In the study published Wednesday, the incidence rate for lung cancer remains higher in men than women when all races and ages are combined. It was only when researchers looked at specific age and race subgroups that new patterns emerged.

While smoking prevalence among Hispanic women is much less than among their male counterparts, their lung cancer rate is higher.

Bryan Stanifer, a thoracic surgeon and director of the Women’s Lung and Health Center at NewYork-Presbyterian Columbia University Medical Center, suspects that some women have “a genetic predisposition” that makes them more susceptible to lung cancer, especially when combined with some sort of environmental toxin such as secondhand smoke. What’s puzzling, he said, is that many of his patients haven’t been around smoke.

That was the case with Kelly Journalist, 35, who three years ago developed a persistent cough. She tried taking antibiotics, buying an air purifier and kicking her 75-pound Golden Retriever off her bed. After an X-ray and other tests revealed a mass on her right lung, she had surgery at NewYork-Presbyterian.

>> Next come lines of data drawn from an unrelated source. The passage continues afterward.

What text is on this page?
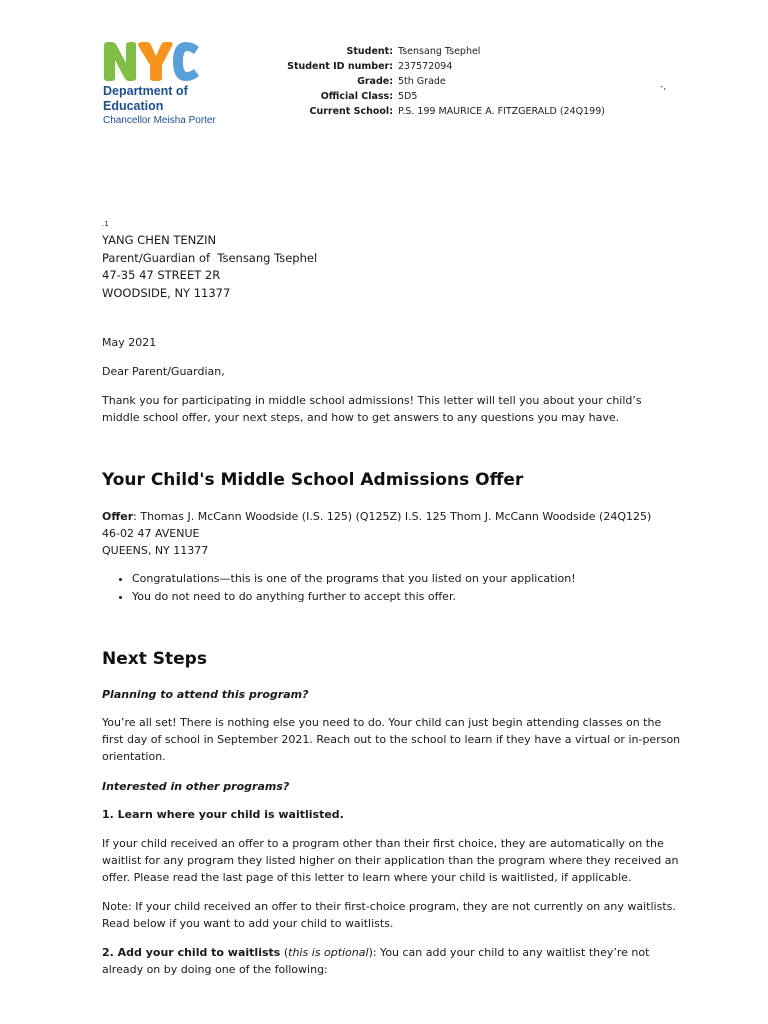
Department of
Education
Chancellor Meisha Porter
Student: Tsensang Tsephel
Student ID number: 237572094
Grade: 5th Grade
Official Class: 5D5
Current School: P.S. 199 MAURICE A. FITZGERALD (24Q199)
-,
.1
YANG CHEN TENZIN
Parent/Guardian of  Tsensang Tsephel
47-35 47 STREET 2R
WOODSIDE, NY 11377
May 2021
Dear Parent/Guardian,
Thank you for participating in middle school admissions! This letter will tell you about your child’s middle school offer, your next steps, and how to get answers to any questions you may have.
Your Child's Middle School Admissions Offer
Offer: Thomas J. McCann Woodside (I.S. 125) (Q125Z) I.S. 125 Thom J. McCann Woodside (24Q125)
46-02 47 AVENUE
QUEENS, NY 11377
• Congratulations—this is one of the programs that you listed on your application!
• You do not need to do anything further to accept this offer.
Next Steps
Planning to attend this program?
You’re all set! There is nothing else you need to do. Your child can just begin attending classes on the first day of school in September 2021. Reach out to the school to learn if they have a virtual or in-person orientation.
Interested in other programs?
1. Learn where your child is waitlisted.
If your child received an offer to a program other than their first choice, they are automatically on the waitlist for any program they listed higher on their application than the program where they received an offer. Please read the last page of this letter to learn where your child is waitlisted, if applicable.
Note: If your child received an offer to their first-choice program, they are not currently on any waitlists. Read below if you want to add your child to waitlists.
2. Add your child to waitlists (this is optional): You can add your child to any waitlist they’re not already on by doing one of the following:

When the pathology report came back showing cancer, “it was a shock,” she said. “I have never been a smoker or been in an environment of smokers, and I was only 32.” Because her malignancy was caught at a very early stage, she didn’t have to get chemotherapy or radiation and has not had a recurrence.

Lung cancer is the leading cancer killer in the United States and the world. The American Cancer Society estimates that more than 234,000 people will be diagnosed in the United States this year, and about 154,000 will die of the disease. About 85 percent of cases are due to smoking, experts say.